Of all the things that might bind a nation’s people together, breathless anticipation of contested election results may never have before been tried. Yet, at this moment, right and left, we are sore beset with essential dread, anxiety, and an increasing desire to have done, whatever the consequences.
Regardless of your preferred outcome, Americans are, at least for the moment, united- in waiting. And waiting, as so many wise sages have pointed out, is often the hardest part.
With so much outside of our control, how can we cope?
A great teacher once said:
“The great sage is kind to the kind, and kind to the unkind, because kindness is his nature.” — Lao Tzu, Tao Te Ching
Whether or not Lao Tzu actually said this, or indeed if Lao Tzu as a single person ever really existed- “Lao Tzu” means merely “old man”- we may never know. The sentiment, however, is that we act in accordance with our inner natures; not simply in reaction to the nature or actions of someone else, or according to our circumstance or life situation.
Come what may, equanimity and kindness are the goal of the great sage. Kindness to others is far easier when you practice kindness on yourself. Often, we need all the kindness practice we can get.
As for equanimity- that transcendental state of being whereupon you aren’t overly concerned with things completely beyond your control and are content to fully exist in the present moment, in which often, though not always, and more so for some than for others, everything is just fine- that is as highly desirable as it is elusive.

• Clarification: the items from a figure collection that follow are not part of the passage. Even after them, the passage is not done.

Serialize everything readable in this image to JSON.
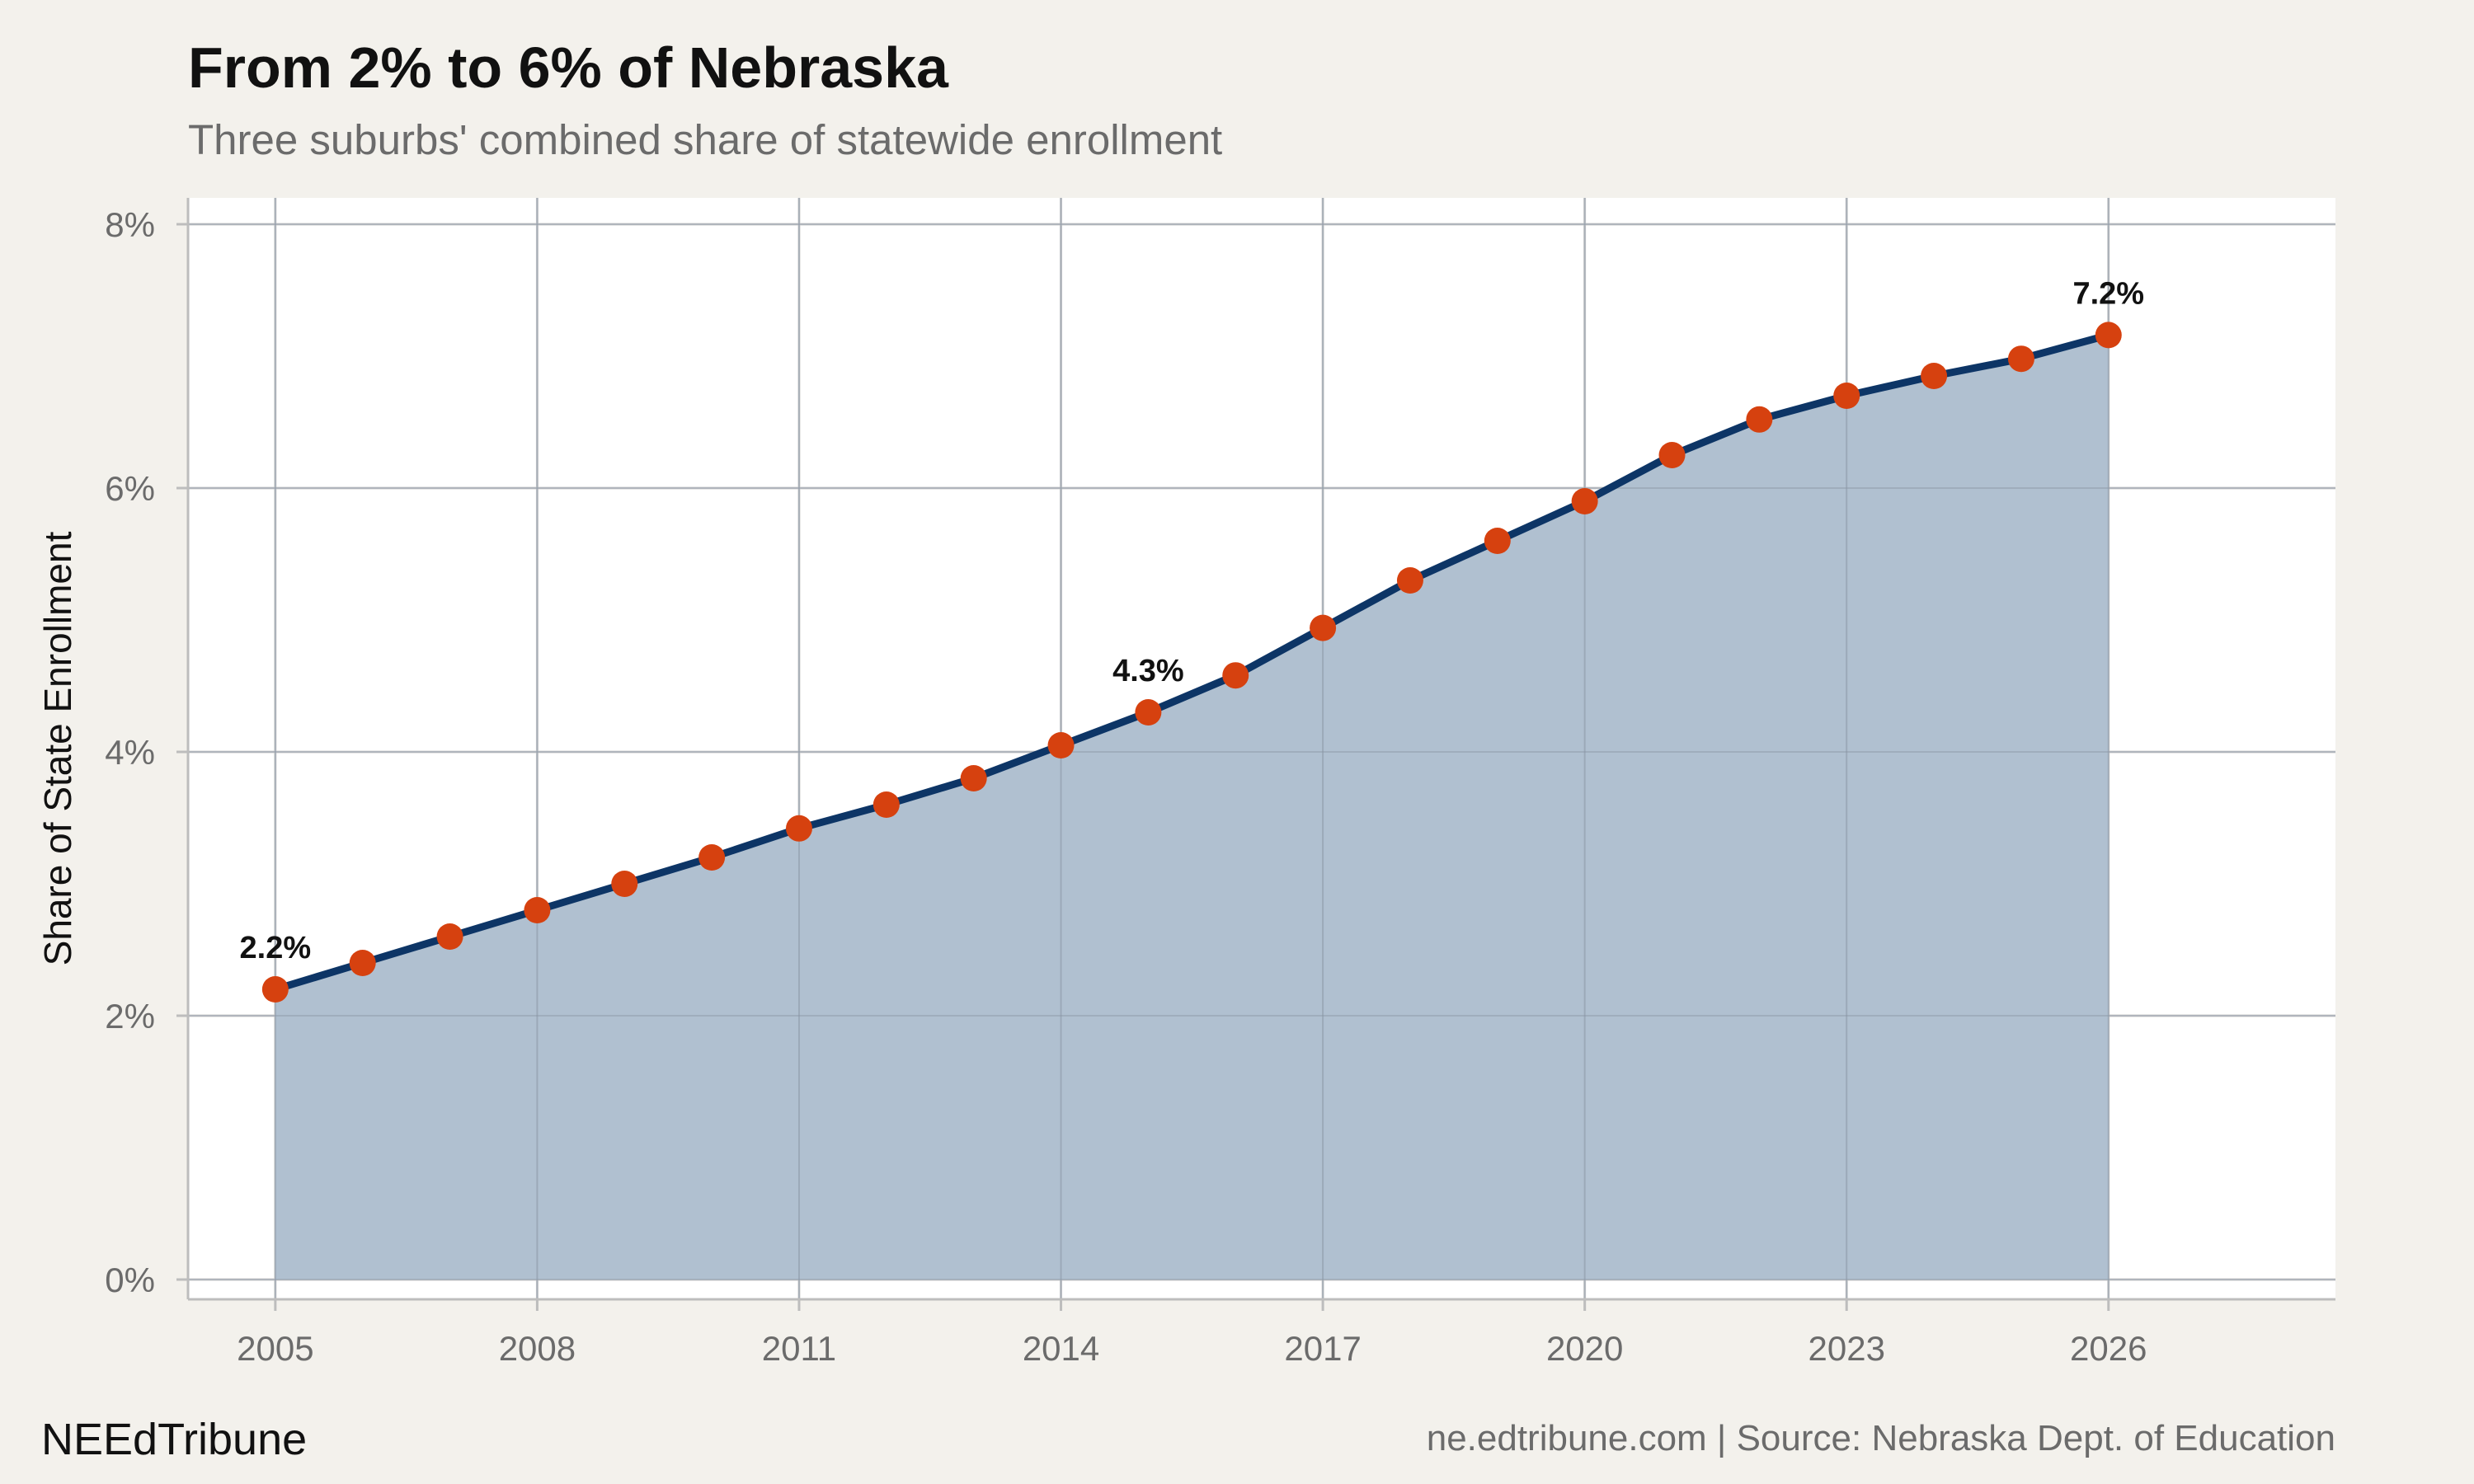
{
  "chart_data": {
    "type": "area",
    "title": "From 2% to 6% of Nebraska",
    "subtitle": "Three suburbs' combined share of statewide enrollment",
    "xlabel": "",
    "ylabel": "Share of State Enrollment",
    "x": [
      2005,
      2006,
      2007,
      2008,
      2009,
      2010,
      2011,
      2012,
      2013,
      2014,
      2015,
      2016,
      2017,
      2018,
      2019,
      2020,
      2021,
      2022,
      2023,
      2024,
      2025,
      2026
    ],
    "series": [
      {
        "values": [
          2.2,
          2.4,
          2.6,
          2.8,
          3.0,
          3.2,
          3.42,
          3.6,
          3.8,
          4.05,
          4.3,
          4.58,
          4.94,
          5.3,
          5.6,
          5.9,
          6.25,
          6.52,
          6.7,
          6.85,
          6.98,
          7.16
        ]
      }
    ],
    "xlim": [
      2004,
      2028.6
    ],
    "ylim": [
      -0.15,
      8.2
    ],
    "xticks": [
      2005,
      2008,
      2011,
      2014,
      2017,
      2020,
      2023,
      2026
    ],
    "xtick_labels": [
      "2005",
      "2008",
      "2011",
      "2014",
      "2017",
      "2020",
      "2023",
      "2026"
    ],
    "yticks": [
      0,
      2,
      4,
      6,
      8
    ],
    "ytick_labels": [
      "0%",
      "2%",
      "4%",
      "6%",
      "8%"
    ],
    "annotations": [
      {
        "x": 2005,
        "y": 2.2,
        "text": "2.2%"
      },
      {
        "x": 2015,
        "y": 4.3,
        "text": "4.3%"
      },
      {
        "x": 2026,
        "y": 7.16,
        "text": "7.2%"
      }
    ],
    "grid": true,
    "colors": {
      "line": "#0d3566",
      "area": "#b0c0d0",
      "marker": "#d6410f",
      "panel": "#ffffff",
      "background": "#f3f1ec",
      "grid": "#cfcfcf"
    }
  },
  "footer": {
    "brand": "NEEdTribune",
    "source": "ne.edtribune.com | Source: Nebraska Dept. of Education"
  }
}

But it might be worth pursuing, no matter how hard we have to work at it. The present moment is an excellent escape from dire musings about dystopian futures. Some great teachers of philosophy and spirituality have argued that the present moment is the only one in which we actually exist.
One strategy is to channel challenging circumstances into improving our character, our inner nature. Then, even in adverse situations- which are unavoidable in life- our reactions will stem from equanimity and a kinder, more compassionate character.
Here is a Zen Koan, as quoted by Shunryu Suzuki, which might help.
First Horse, Last Horse
There are four types of horses:
The first horse is the best horse, the one who runs his absolute fastest straight out of the gate, without even the shadow of the whip.
The second horse will also run fastest, but only when the whip is very close.
The third horse, as well, will run fastest; but not until the whip touches his flanks.
The fourth horse will run fastest; but not until the whip strokes have penetrated to the very marrow of his bones.
Now, anyone who hears this Koan immediately wants to be the first horse, the best horse, the horse who runs fastest and best without ever feeling a pang of suffering.
No one on earth wants to be that fourth horse.
But the fourth horse can often be the best horse.
What the fourth horse knows, it knows to the very marrow of his bones. No adverse circumstances could ever erase such sure knowledge. The more hard-won the knowledge, the more keen the suffering, dread and doubt, the harder it is for us to forget.
The first horse has never been tried, never experienced suffering. The slightest thing might hinder his progress, stop the actualizing of great potential.
How can we be more like the fourth horse? Let your suffering be your greatest teacher, learn to the marrow of your bones the hard lessons. Hard lessons are good teachers.
Chögyam Trungpa Rinpoche once defined Dharma this way:
“Dharma is the body of teachings which opens the student’s mind to the nature of reality as it actually is.”
This election, COVID-19, the trials and tribulations of 2020, are all part of a body of teachings which can open our eyes to the nature of reality, as it actually is- if we let it.
Like the fourth horse, the best horse, we don’t do our best in spite of our suffering. We do our best because of it.